Kein Triumph. Keine Genugtuung. Nur die stille, klare Erkenntnis, dass etwas Notwendiges geschehen war.

Alexander kam kurz nach Mittag in ihr Büro. Er legte die Zeitung auf ihren Schreibtisch.

„Du hast es gesehen“, sagte er.

„Ja.“

„Wie fühlst du dich?“

Elena dachte nach. Wirklich nach.

„Fertig“, sagte sie. „Ich fühle mich fertig damit.“

Er nickte.

Dann trat er ans Fenster und sah auf die Stadt hinunter.
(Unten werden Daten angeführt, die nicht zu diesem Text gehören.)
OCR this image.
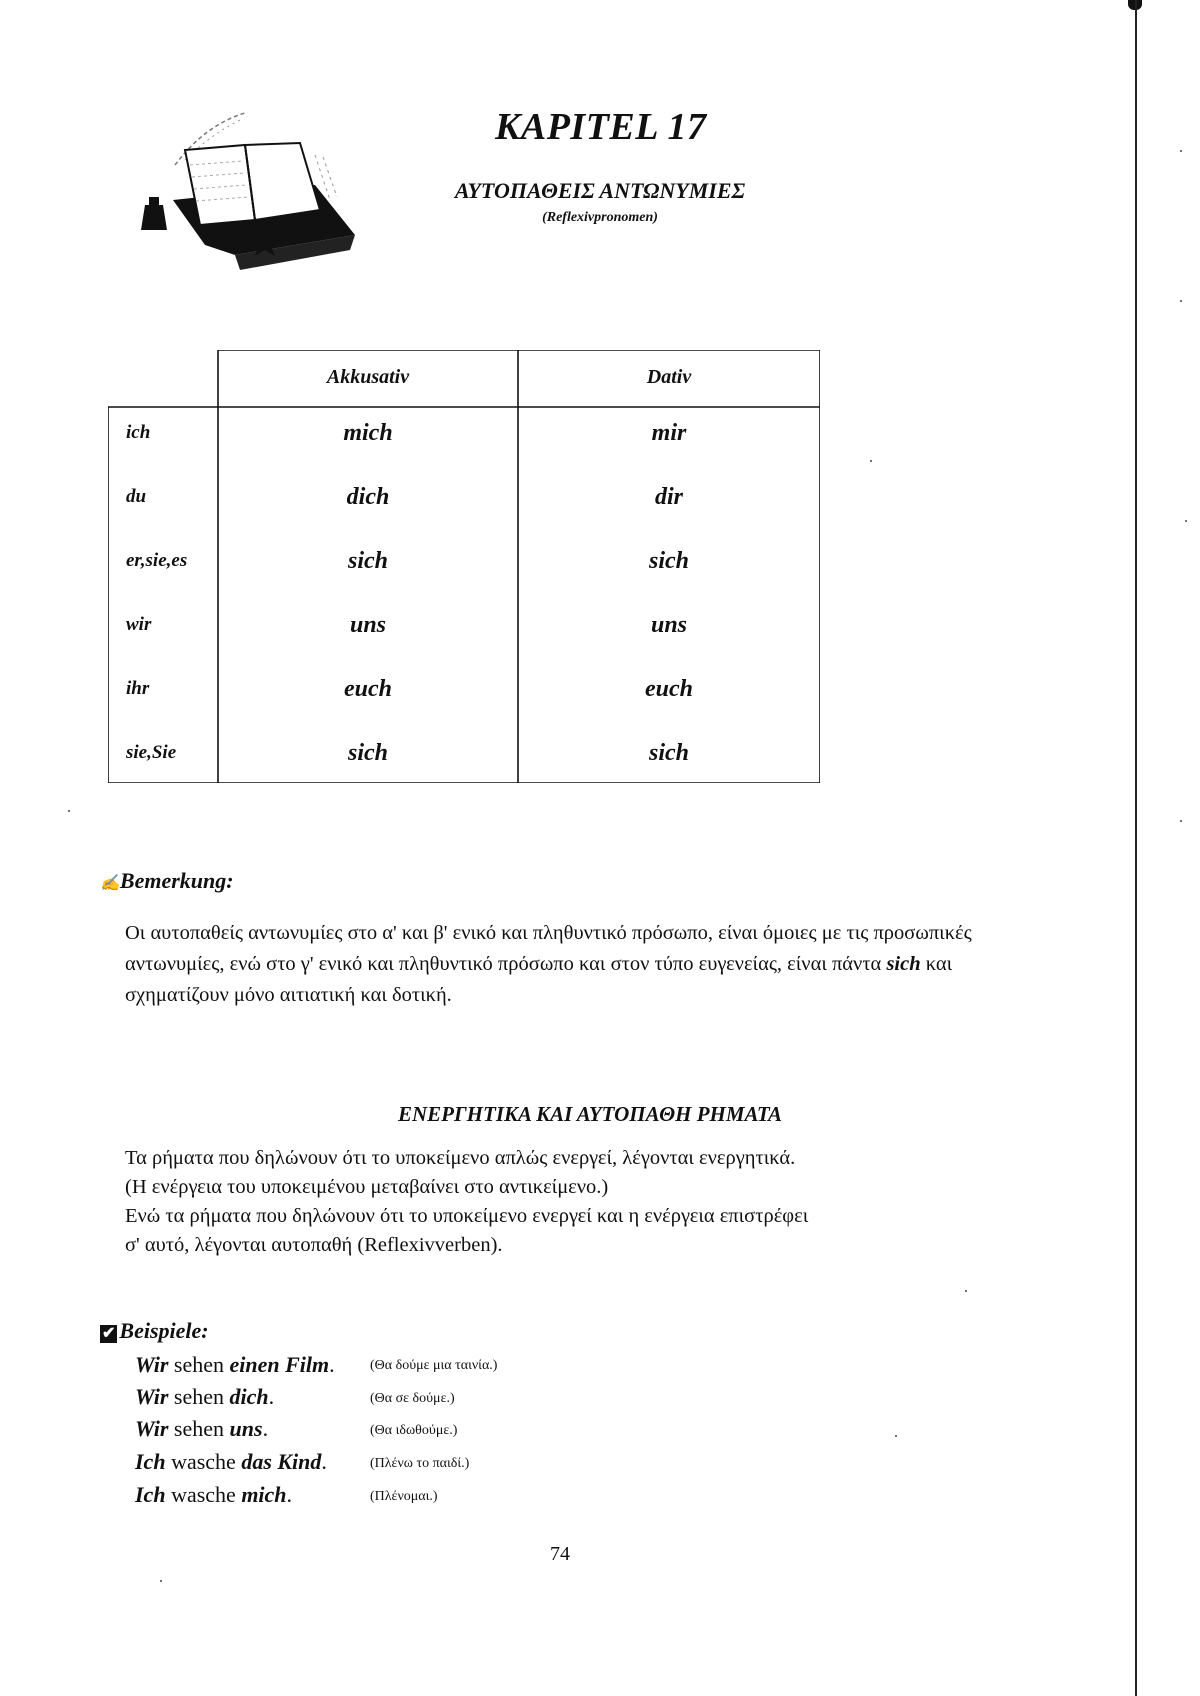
KAPITEL 17
ΑΥΤΟΠΑΘΕΙΣ ΑΝΤΩΝΥΜΙΕΣ
(Reflexivpronomen)
Akkusativ	Dativ
ich	mich	mir
du	dich	dir
er,sie,es	sich	sich
wir	uns	uns
ihr	euch	euch
sie,Sie	sich	sich
✍Bemerkung:
Οι αυτοπαθείς αντωνυμίες στο α' και β' ενικό και πληθυντικό πρόσωπο, είναι όμοιες με τις προσωπικές αντωνυμίες, ενώ στο γ' ενικό και πληθυντικό πρόσωπο και στον τύπο ευγενείας, είναι πάντα sich και σχηματίζουν μόνο αιτιατική και δοτική.
ΕΝΕΡΓΗΤΙΚΑ ΚΑΙ ΑΥΤΟΠΑΘΗ ΡΗΜΑΤΑ
Τα ρήματα που δηλώνουν ότι το υποκείμενο απλώς ενεργεί, λέγονται ενεργητικά.
(Η ενέργεια του υποκειμένου μεταβαίνει στο αντικείμενο.)
Ενώ τα ρήματα που δηλώνουν ότι το υποκείμενο ενεργεί και η ενέργεια επιστρέφει
σ' αυτό, λέγονται αυτοπαθή (Reflexivverben).
✔ Beispiele:
Wir sehen einen Film.	(Θα δούμε μια ταινία.)
Wir sehen dich.	(Θα σε δούμε.)
Wir sehen uns.	(Θα ιδωθούμε.)
Ich wasche das Kind.	(Πλένω το παιδί.)
Ich wasche mich.	(Πλένομαι.)
74
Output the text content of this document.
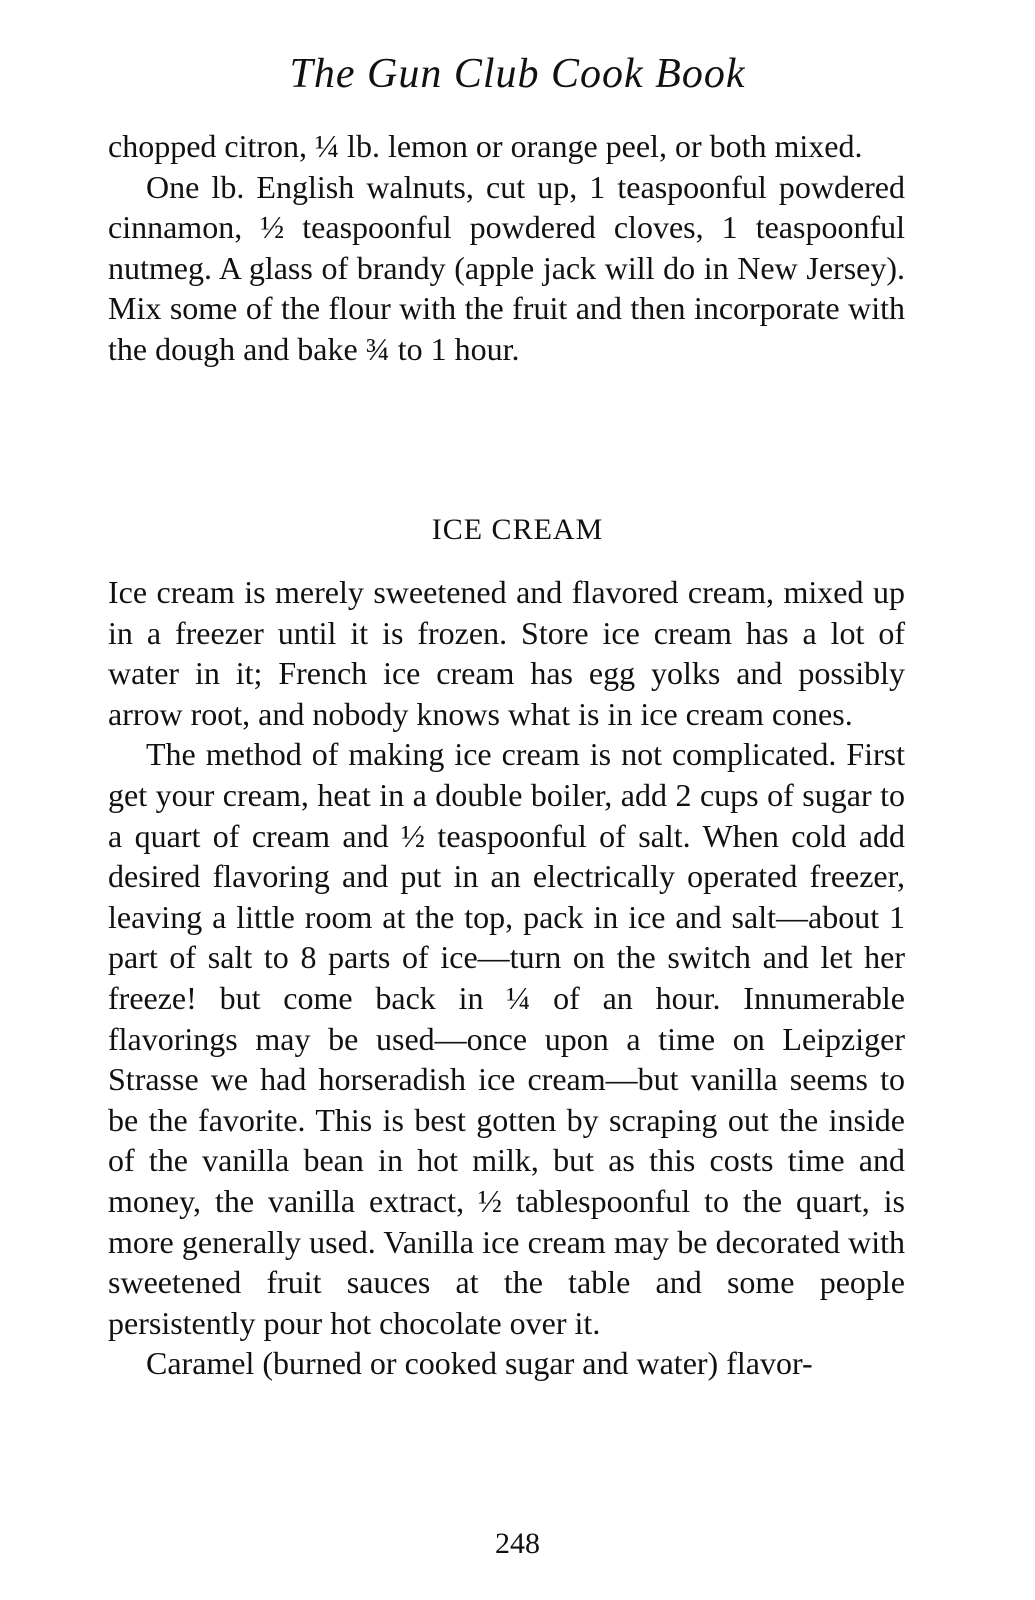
The Gun Club Cook Book

chopped citron, ¼ lb. lemon or orange peel, or both mixed.

One lb. English walnuts, cut up, 1 teaspoonful powdered cinnamon, ½ teaspoonful powdered cloves, 1 teaspoonful nutmeg. A glass of brandy (apple jack will do in New Jersey). Mix some of the flour with the fruit and then incorporate with the dough and bake ¾ to 1 hour.

ICE CREAM

Ice cream is merely sweetened and flavored cream, mixed up in a freezer until it is frozen. Store ice cream has a lot of water in it; French ice cream has egg yolks and possibly arrow root, and nobody knows what is in ice cream cones.

The method of making ice cream is not complicated. First get your cream, heat in a double boiler, add 2 cups of sugar to a quart of cream and ½ teaspoonful of salt. When cold add desired flavoring and put in an electrically operated freezer, leaving a little room at the top, pack in ice and salt—about 1 part of salt to 8 parts of ice—turn on the switch and let her freeze! but come back in ¼ of an hour. Innumerable flavorings may be used—once upon a time on Leipziger Strasse we had horseradish ice cream—but vanilla seems to be the favorite. This is best gotten by scraping out the inside of the vanilla bean in hot milk, but as this costs time and money, the vanilla extract, ½ tablespoonful to the quart, is more generally used. Vanilla ice cream may be decorated with sweetened fruit sauces at the table and some people persistently pour hot chocolate over it.

Caramel (burned or cooked sugar and water) flavor-

248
Die Stille zwischen ihnen war keine unbehagliche.

„Was passiert jetzt mit ihm?“, fragte sie.

„Das Gericht wird die Vermögenswerte prüfen. Die Verfahren wegen der gefälschten Unterlagen laufen bereits. Es wird Zeit brauchen.“ Er wandte sich um. „Aber das Ergebnis steht fest.“

Elena sah ihn an.

„Und wir?“

Er sah sie an — mit diesem ruhigen, undurchdringlichen Blick, den sie inzwischen kannte. Dem Blick, hinter dem mehr war, als er zeigte.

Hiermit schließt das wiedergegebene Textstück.